我们的舆论宣传,不能再一味地神化“奋不顾身”的牺牲,不能再营造“不跳下去就是不勇敢”的道德绑架。我们应该多讲一讲“用竹竿救人”的平民英雄,多讲一讲“靠智慧零牺牲救人”的故事,多讲一讲专业救援的重要性,让大众明白:善良不需要用生命来证明,勇气不需要用牺牲来背书。
我们的社会氛围,更应该给“见义智为”足够的尊重与认可。不要去指责那些没有下水的旁观者,不要去质疑那些先报警再施救的人,因为他们的选择,恰恰是对生命最理性的负责。真正的善良,从来不是一时的头脑发热,而是既能守住心中的大义,也能保持清醒的判断,用最有效的方式,守住最多的生命。

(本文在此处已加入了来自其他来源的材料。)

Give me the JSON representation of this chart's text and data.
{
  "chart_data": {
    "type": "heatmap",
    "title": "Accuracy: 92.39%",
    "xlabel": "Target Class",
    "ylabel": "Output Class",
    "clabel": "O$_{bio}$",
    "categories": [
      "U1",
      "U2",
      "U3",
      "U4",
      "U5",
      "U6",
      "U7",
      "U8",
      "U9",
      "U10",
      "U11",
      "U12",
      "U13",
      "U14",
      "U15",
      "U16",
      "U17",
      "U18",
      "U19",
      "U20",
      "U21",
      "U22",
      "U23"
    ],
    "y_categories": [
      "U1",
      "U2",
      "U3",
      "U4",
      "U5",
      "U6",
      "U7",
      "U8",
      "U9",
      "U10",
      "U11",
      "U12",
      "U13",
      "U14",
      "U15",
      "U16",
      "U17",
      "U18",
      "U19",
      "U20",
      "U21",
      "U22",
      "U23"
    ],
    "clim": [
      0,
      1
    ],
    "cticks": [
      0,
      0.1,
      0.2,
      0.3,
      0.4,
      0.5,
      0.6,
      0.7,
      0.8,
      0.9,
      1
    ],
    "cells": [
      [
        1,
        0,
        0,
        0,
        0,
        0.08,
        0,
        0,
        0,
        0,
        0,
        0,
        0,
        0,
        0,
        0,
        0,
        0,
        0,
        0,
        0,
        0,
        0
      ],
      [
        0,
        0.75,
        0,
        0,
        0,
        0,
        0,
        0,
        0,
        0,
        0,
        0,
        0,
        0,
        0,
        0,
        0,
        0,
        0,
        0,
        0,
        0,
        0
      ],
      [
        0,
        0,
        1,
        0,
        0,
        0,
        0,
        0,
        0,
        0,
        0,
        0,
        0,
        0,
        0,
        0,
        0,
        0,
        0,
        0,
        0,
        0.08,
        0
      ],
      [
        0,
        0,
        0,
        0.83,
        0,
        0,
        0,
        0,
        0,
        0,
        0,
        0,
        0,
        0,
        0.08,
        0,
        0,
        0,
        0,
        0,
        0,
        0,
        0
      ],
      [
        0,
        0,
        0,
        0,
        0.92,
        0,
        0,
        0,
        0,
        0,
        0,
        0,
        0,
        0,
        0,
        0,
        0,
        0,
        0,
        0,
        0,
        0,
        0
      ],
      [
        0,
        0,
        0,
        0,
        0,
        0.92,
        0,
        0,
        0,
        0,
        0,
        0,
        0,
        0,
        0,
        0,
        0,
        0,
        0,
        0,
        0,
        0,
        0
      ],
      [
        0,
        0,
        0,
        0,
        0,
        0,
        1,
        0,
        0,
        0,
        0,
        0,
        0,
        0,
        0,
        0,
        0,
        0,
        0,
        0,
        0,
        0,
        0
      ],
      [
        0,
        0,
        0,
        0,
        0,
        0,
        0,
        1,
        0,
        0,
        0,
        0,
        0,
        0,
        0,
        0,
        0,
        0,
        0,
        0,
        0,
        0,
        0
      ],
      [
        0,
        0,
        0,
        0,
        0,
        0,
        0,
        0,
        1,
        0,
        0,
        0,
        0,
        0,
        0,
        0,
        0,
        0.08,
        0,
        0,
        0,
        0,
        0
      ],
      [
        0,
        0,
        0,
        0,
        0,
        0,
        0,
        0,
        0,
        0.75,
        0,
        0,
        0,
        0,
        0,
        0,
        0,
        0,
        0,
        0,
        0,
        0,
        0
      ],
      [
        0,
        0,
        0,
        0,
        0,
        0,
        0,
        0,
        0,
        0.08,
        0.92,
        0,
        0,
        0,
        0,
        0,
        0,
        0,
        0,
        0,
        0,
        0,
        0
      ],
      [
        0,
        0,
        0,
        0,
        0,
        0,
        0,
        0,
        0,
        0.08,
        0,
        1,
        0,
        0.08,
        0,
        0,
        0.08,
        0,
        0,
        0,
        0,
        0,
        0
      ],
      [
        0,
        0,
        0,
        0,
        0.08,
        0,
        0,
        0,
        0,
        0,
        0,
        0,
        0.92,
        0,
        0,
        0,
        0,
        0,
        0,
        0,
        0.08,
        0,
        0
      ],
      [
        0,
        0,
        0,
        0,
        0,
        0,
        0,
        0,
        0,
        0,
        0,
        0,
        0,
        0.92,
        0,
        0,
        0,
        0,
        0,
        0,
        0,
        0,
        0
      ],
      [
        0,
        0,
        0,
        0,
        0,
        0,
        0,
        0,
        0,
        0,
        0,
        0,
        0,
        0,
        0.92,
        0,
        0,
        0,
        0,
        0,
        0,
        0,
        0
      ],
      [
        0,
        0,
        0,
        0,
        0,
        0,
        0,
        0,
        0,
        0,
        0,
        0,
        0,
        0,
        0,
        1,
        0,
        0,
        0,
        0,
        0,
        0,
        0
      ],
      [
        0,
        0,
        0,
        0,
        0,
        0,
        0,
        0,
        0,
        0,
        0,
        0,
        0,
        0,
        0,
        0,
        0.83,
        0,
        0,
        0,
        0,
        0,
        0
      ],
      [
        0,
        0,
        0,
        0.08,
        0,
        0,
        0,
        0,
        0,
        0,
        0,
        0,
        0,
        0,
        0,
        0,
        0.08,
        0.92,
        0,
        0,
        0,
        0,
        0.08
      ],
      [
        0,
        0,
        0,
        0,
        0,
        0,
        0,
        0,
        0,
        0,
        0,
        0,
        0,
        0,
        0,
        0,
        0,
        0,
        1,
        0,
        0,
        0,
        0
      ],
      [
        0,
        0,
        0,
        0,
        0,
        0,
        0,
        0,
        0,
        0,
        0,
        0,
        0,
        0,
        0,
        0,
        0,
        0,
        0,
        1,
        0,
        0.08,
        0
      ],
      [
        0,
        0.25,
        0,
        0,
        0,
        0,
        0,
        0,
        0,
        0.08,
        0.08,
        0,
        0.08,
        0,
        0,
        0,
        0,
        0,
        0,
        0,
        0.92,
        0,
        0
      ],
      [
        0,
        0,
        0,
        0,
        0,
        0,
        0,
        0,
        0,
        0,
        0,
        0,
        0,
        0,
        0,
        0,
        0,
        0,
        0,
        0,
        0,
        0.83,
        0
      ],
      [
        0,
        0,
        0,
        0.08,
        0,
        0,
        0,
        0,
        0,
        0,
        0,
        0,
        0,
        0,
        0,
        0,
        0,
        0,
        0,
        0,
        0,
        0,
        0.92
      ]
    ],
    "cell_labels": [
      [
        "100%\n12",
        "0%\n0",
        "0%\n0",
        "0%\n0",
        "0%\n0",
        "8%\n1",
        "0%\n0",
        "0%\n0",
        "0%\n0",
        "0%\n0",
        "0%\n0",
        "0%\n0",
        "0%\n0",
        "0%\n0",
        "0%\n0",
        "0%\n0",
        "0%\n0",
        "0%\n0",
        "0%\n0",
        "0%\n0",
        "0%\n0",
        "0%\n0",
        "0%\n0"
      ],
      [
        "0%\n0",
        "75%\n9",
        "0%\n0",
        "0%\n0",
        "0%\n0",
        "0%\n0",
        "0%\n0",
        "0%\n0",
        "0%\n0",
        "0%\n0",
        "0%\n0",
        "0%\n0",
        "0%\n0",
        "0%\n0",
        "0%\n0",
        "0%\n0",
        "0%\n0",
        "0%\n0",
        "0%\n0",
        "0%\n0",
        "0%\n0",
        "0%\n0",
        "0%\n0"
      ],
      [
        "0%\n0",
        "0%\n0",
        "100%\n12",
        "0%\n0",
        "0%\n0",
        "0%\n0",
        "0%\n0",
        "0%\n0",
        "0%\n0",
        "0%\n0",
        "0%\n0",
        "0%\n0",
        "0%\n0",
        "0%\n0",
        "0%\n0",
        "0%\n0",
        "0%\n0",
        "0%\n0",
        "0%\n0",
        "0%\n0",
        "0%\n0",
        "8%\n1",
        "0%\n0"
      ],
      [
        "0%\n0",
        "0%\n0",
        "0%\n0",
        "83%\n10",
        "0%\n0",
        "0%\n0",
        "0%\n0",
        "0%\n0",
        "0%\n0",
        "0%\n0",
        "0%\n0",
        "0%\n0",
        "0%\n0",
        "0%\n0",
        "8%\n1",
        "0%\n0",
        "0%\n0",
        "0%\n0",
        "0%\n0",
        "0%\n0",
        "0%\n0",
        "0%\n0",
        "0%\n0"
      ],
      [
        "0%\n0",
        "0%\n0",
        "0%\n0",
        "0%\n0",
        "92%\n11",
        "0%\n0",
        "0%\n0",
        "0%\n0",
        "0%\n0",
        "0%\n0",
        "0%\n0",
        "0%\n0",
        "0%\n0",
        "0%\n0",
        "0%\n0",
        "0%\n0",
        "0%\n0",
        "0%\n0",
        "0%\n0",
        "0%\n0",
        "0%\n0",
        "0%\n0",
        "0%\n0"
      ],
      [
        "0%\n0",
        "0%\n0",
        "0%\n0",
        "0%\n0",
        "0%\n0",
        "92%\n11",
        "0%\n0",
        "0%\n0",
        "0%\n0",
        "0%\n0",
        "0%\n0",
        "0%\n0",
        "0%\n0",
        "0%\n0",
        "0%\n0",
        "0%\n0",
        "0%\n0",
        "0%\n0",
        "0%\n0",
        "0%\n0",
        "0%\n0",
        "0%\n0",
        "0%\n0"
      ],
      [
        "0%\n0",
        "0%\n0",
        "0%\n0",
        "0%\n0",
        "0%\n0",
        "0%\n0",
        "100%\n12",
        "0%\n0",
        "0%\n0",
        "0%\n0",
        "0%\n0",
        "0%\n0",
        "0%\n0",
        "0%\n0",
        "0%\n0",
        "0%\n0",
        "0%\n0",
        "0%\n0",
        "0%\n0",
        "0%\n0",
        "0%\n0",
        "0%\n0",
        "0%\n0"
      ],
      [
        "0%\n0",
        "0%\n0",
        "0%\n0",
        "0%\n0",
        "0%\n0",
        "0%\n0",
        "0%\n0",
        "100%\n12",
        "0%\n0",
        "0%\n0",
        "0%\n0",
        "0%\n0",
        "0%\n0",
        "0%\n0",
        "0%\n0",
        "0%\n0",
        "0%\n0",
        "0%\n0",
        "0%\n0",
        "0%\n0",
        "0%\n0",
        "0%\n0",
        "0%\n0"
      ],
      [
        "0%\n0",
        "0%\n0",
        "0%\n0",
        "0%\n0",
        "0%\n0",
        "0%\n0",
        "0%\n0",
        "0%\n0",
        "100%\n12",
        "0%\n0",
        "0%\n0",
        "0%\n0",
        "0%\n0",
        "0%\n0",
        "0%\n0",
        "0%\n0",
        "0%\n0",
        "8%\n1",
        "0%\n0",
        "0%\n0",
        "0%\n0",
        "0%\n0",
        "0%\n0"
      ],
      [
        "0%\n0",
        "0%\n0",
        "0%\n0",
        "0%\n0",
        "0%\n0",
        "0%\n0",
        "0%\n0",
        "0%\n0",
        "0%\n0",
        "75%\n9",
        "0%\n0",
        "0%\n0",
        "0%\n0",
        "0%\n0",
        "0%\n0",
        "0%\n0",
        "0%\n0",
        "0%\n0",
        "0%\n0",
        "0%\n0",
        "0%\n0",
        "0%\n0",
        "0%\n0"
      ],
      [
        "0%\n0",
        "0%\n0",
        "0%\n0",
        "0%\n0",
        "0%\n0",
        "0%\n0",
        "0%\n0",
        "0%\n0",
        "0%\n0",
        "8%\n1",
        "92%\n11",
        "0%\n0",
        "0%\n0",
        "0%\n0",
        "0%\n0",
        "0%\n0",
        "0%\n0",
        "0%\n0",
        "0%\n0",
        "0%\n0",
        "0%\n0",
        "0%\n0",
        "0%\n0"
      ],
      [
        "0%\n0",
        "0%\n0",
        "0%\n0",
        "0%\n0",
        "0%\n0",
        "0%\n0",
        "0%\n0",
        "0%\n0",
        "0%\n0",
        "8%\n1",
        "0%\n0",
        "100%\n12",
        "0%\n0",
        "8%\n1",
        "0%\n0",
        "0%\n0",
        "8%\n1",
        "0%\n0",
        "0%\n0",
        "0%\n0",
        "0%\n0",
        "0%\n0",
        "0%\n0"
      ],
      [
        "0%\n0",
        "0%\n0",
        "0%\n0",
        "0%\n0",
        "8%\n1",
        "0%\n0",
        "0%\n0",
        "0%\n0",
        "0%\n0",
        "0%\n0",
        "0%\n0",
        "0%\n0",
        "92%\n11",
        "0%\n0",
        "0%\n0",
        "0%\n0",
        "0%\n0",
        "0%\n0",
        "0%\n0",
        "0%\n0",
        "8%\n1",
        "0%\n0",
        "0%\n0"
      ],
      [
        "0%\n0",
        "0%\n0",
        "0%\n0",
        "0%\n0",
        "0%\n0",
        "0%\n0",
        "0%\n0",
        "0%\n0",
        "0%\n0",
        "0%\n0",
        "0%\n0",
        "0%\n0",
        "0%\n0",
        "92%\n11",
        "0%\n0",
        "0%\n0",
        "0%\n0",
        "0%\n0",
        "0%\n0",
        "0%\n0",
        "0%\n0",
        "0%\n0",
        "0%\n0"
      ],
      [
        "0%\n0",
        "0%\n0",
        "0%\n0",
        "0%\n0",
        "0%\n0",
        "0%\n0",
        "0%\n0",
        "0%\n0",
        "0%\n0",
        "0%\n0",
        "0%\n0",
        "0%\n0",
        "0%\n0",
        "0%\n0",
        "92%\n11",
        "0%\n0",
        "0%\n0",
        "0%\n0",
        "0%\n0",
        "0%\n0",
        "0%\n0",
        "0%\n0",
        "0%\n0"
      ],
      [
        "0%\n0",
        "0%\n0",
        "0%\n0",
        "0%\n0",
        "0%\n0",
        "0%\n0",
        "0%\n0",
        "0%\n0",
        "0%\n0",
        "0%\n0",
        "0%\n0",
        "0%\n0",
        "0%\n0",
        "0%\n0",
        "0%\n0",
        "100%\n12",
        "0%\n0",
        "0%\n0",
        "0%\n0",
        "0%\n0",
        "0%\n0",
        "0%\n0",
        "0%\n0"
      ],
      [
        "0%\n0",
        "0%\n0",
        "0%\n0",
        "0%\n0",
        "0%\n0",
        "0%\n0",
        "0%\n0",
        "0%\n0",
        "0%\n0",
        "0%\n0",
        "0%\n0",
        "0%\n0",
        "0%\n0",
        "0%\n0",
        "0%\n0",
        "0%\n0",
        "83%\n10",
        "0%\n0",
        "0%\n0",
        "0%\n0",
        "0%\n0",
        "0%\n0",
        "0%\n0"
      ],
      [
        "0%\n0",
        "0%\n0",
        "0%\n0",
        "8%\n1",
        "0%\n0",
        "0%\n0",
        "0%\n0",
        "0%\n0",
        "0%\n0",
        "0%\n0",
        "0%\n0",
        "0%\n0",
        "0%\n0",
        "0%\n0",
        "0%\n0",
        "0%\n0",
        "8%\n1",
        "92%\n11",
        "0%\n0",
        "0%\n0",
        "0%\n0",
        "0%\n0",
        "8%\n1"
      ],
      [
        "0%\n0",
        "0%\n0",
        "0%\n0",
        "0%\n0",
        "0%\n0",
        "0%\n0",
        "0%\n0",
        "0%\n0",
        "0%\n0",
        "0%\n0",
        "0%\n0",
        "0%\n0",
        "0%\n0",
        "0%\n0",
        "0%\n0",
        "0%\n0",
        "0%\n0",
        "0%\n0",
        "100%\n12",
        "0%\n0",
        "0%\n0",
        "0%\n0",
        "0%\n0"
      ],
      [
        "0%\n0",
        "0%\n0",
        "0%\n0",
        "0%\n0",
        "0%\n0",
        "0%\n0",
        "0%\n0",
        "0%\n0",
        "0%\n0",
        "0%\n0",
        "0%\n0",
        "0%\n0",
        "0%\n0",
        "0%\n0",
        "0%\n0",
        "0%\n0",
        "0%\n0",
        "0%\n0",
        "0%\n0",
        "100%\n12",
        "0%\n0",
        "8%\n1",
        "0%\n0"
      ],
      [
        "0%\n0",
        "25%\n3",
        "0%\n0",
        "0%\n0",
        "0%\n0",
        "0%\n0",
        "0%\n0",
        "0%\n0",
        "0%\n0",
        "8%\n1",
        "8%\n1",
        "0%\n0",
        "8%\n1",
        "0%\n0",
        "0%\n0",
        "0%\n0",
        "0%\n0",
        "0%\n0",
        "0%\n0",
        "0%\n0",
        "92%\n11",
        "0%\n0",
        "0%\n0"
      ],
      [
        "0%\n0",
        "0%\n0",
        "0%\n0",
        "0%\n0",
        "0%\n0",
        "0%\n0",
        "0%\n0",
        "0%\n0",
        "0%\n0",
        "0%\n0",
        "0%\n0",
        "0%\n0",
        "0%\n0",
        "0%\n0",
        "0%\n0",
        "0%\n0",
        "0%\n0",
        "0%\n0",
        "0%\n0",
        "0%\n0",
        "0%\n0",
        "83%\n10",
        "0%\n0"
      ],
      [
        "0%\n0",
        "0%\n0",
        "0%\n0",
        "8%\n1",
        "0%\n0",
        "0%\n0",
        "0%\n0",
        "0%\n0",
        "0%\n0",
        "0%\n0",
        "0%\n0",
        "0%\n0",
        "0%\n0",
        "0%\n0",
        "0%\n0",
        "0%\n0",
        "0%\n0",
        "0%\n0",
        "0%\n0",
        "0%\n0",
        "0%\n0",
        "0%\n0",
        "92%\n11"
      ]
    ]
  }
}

如今,四位遇难者的遗体还安放在殡仪馆,相关的荣誉评定与善后工作正在推进,晋州的市民们自发来到渠边,献上一束束鲜花,送别这些在深夜里挺身而出的英雄。他们的善良,会被这片土地永远记住;他们的勇毅,会被这个时代永远铭记。
但我们更希望,这场用四条鲜活生命换来的沉重教训,能被每一个人刻在心里。往后的日子里,当我们再面对他人的危难时,能多一分冷静的研判,少一分盲目的冲动;多一分科学的准备,少一分无把握的孤勇。
愿我们永远都能守住心中的善良与大义,也永远都能护住自己的生命,护住自己身后的家人。愿所有的挺身而出,都能平安归来;愿所有的见义勇为,都能有圆满的结局。